Büyük bir plan, her gün durmadan işleyen bir faaliyet, kat’i anlarda emniyetli bir sükûn... Nâmık Kemal, Evrâk-ı Perişân Mimarlık tarihçisi Sedat Çetintaş, 1949 yılında Behçet Kemal Çağlar’ın çıkardığı Şadırvan dergisinde kaleme aldığı bir yazıda Fatih Sultan Mehmed’in rûhanî kılıcını, topunu, tüfeğini yüklenerek önce ‘bizleri’ fethetmesi, cehâlet dünyamızı yıkıp öncelikle bu ülkenin insanını aydınlığa çıkarması gerektiğini yazmaktaydı.

Nitekim Necip Fazıl Kısakürek de, 1968 yılında MTTB’de gençlere yaptığı bir konuşmada, Fatih’i, nur saçarak dünyamızın etrafını dolaşan bir füzeye benzetmiş ve bu füzeyi kendi dar ve sefil perspektifimizden değerlendirme yanılgısından kurtulup, bizzat onun içine binmeye çalışarak dünyadaki halimize fezadan bakmayı teklif etmiştir.

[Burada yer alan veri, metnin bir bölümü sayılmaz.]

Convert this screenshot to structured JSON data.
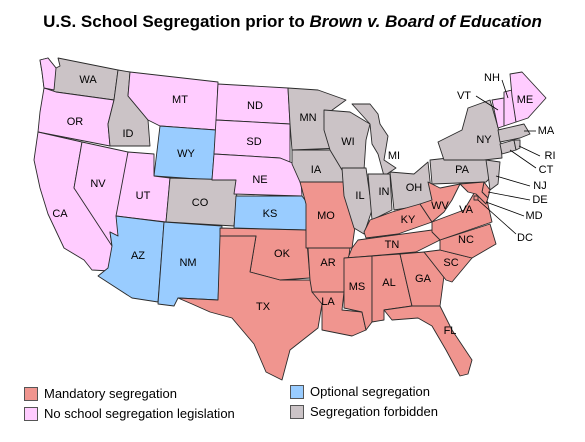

Gerçekten de benzersiz bir tecrübe olurdu bu.

İyi de o, ‘nur saçarak’ dünyanın etrafını deveran eden füzenin içinden buraya ve bu zamana bakmak bize ne kazandıracaktır? Sizi bilmem ama bana, biri mimarlık tarihçisi, diğeri şair-mütefekkir olan bu iki yazarın dünyalarında Sultan Fatih’in hâlâ nefes alıp vermekte, hatta bugüne yönelik ciddî tekliflerde bulunmakta oluşu ve geleceğimiz adına umut küfeleri sırtlanmış görüntüsü, son derece anlamlı görünüyor.

Velhasıl, onların dünyasında Fatih hep buradaydı ve yaşıyordu... Hatta belki çoğumuzdan da daha kanlı canlı bir şekilde... Oysa biz Fatih’i ve kutlu fethini, nedense hep olmuş bitmiş bir hadise gibi anlatır ve onu dâima bugünkü dar nokta-i nazarımızdan değerlendiririz. Sanki o, epeyce bize benzemekte, aşağı yukarı bizim gibi bir fâni kılığında adımlamaktadır tarihin tozlu sokaklarını.

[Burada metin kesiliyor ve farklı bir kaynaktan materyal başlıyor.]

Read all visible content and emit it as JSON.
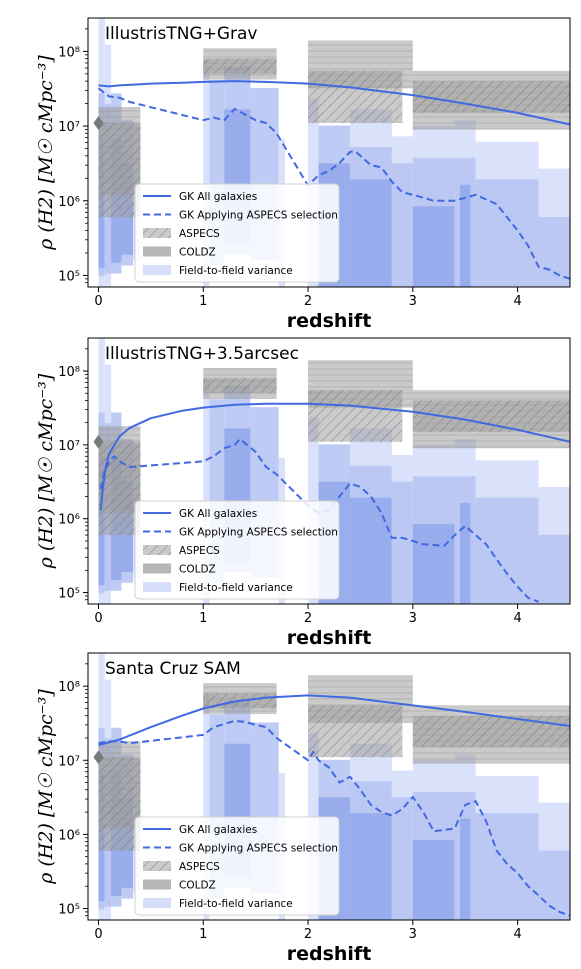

Daha doğrusu, üç boyutlu özelliğini kaybetmiş, beynimizin sathında ancak ayakta durabileceği kadar cüz’i bir makam bağışlamışızdır ona. Bu “göktaşı”na layık gördüğümüz mevki, kendi fakir cirmimizden ibarettir vesselam. Öte yandan acaba şu tarz ‘ağır’ soruların uğradığı olur mu semtimize: Mesela Fatih Sultan Mehmed Han, günümüz dünyasında yaşıyor olsaydı ‘fetih’ adına hangi baş döndürücü hedeflere kilitlenirdi?

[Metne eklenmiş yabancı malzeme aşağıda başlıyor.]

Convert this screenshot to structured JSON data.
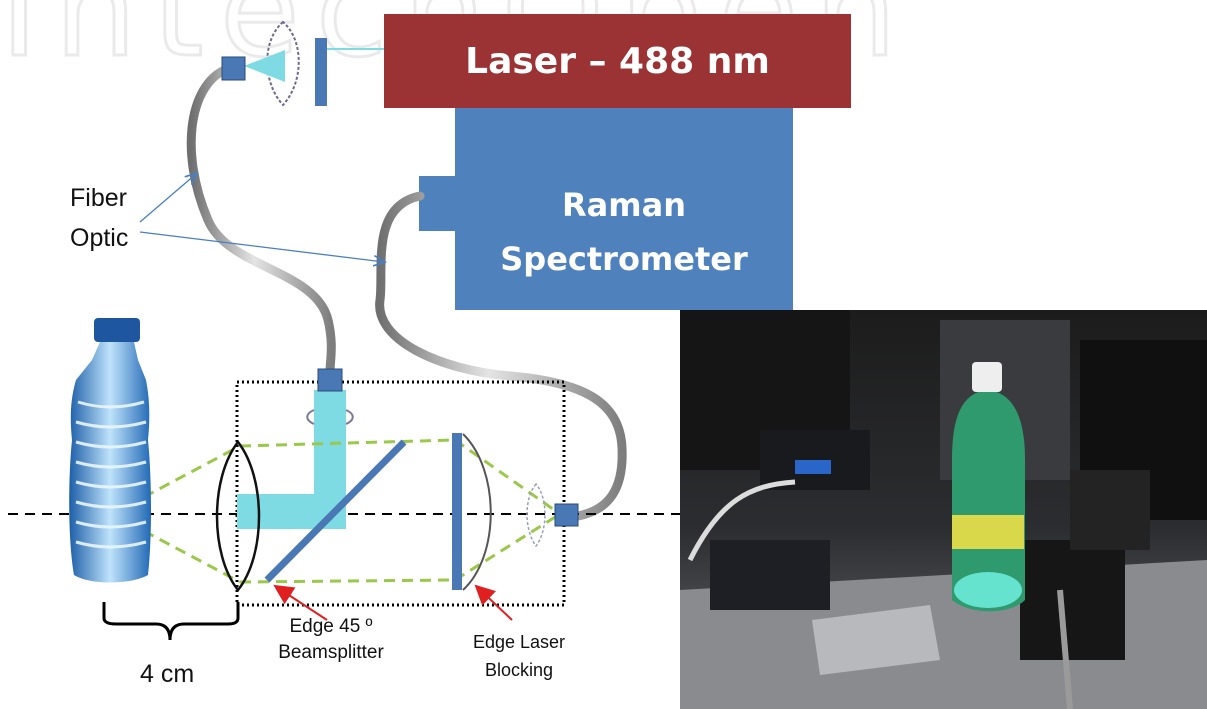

İlla ki şehzade, padişah, devlet başkanı olacak değil ya; mesela koltuğuna gömülmüş bir bilgisayar programcısı olsaydı, kendi alanında hangi balta girmemiş ormanlara dalar, bu vakte dek yapılmayan ne gibi akla ziyan işleri gerçekleştirmeye kalkardı? Maddi planda bir Bill Gates’in başarısına ortak olur, hatta onu da geçmeye soyunur muydu dersiniz?

Ya da bir doktor, bir fizikçi, bir tarihçi kimliğiyle arz-ı endam etseydi dünyamıza, ne tür inanılmaz işleri ışık süratinde başarırdı? Çağın kör gözünün seçemediği ırak ufukları, o delici nazarlarıyla yoklar, yine geçmiş ile gelecek arasına gül kokulu bir “altın köprü” asar mıydı?

Yukarıdaki soruları çoğaltabiliriz elbette. Ama asıl gözden kaçırmamamız gereken nokta şudur: Fatih’i, tarihte ununu elemiş, eleğini asmış ‘ölü’ bir şahsiyet olarak mı görüyoruz, yoksa diri ve misyonu hâlen devam etmekte olan bir sürecin kurucu aktörü olarak mı?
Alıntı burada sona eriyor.